The Villa Danichgah (/fr/, from Persian دانشگاه Dāneshgāh, “Dānesh's place”), nowadays nicknamed and better-known as Villa Ispahan (/fr/; Iranian Persian: ویلای اسپهان Vilâ-ye Espahân) is a Persian-style Belle Époque building in Les Moneghetti, Monaco, at 57 Boulevard du Jardin Exotique. It was built in 1910 by the Iranian diplomat Prince Reza Khan Arfa Danesh (Dānish). The villa, with its blue minarets, is modelled on the Shah Mosque in Isfahan, Iran. It is decorated with mosaics, coloured glass and motifs including the Lion and Sun. A museum of Iranian Art and Culture in the 1960s, the Villa Ispahan was listed for sale in 2019 with 9 rooms spread over 548 m^{2}.
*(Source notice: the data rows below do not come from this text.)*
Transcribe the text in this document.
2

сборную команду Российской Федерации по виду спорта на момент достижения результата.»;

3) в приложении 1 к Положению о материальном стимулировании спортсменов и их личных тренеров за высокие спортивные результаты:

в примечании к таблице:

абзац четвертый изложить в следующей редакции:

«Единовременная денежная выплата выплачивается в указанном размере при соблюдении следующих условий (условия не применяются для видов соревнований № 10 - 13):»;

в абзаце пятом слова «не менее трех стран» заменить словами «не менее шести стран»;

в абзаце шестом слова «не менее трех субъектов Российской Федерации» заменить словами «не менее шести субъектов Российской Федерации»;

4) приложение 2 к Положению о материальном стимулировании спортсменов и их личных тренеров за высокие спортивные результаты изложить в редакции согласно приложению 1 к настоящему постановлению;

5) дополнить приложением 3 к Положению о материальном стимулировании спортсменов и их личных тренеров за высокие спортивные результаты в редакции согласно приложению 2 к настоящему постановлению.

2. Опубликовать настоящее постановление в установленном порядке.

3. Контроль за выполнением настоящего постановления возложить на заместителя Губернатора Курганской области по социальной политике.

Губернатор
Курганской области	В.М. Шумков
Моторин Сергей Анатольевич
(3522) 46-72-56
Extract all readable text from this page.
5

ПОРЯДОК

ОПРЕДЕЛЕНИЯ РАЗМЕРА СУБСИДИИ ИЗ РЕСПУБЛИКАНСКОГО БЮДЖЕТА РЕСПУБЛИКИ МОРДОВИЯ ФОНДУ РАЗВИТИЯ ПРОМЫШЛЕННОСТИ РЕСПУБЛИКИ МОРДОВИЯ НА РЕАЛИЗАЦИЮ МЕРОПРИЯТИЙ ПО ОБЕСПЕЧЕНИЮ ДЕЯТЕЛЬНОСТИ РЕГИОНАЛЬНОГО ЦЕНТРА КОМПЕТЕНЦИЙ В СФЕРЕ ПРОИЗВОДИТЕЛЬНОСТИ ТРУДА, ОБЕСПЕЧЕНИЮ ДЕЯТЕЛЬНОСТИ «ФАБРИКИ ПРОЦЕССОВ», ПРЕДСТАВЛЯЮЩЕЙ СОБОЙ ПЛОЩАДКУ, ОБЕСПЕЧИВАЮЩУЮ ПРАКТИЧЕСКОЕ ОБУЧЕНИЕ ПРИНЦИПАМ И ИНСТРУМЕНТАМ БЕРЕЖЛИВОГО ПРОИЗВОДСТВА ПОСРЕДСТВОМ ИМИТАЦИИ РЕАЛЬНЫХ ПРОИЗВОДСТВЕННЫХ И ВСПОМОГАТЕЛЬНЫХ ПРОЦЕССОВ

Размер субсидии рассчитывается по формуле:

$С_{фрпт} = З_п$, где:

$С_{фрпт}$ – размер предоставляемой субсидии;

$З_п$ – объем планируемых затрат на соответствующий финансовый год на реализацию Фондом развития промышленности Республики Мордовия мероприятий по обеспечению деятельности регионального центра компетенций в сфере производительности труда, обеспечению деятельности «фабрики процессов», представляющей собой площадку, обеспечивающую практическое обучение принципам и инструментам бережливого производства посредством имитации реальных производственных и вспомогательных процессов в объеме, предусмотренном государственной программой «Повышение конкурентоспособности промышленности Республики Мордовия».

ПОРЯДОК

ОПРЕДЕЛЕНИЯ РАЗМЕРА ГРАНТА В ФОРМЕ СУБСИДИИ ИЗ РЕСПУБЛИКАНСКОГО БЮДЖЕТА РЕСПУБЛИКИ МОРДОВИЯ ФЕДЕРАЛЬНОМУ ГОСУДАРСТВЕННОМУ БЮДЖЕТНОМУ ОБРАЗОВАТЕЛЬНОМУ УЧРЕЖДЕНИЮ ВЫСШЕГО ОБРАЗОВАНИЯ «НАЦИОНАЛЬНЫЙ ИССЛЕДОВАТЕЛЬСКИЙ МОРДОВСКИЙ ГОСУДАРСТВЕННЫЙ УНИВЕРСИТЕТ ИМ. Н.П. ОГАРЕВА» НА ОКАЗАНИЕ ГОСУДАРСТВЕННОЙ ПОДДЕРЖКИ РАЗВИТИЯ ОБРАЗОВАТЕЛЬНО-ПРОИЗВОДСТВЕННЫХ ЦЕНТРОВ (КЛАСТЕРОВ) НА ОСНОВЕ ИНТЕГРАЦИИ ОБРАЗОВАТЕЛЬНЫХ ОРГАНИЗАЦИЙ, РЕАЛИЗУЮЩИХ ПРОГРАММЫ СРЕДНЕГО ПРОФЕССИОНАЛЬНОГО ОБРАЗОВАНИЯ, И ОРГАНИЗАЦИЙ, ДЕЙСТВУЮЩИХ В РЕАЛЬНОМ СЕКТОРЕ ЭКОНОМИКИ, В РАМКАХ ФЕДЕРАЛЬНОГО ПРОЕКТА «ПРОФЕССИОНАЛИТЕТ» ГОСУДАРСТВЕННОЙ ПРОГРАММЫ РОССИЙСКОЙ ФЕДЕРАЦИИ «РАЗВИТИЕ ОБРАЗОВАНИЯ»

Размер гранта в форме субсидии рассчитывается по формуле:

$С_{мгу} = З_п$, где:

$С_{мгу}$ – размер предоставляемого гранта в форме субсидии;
The building was home to a museum of Iranian art, sculptures, and objets d'art curated by Baroness Marie Roze Trenk, grand-daughter of opera singer Marie Roze. Prince Arfa's collection was sold by Sotheby's at Monte Carlo's Sporting d'Hiver club in 1983.

The Villa Ispahan is the site of the Consulate of Indonesia in Monaco.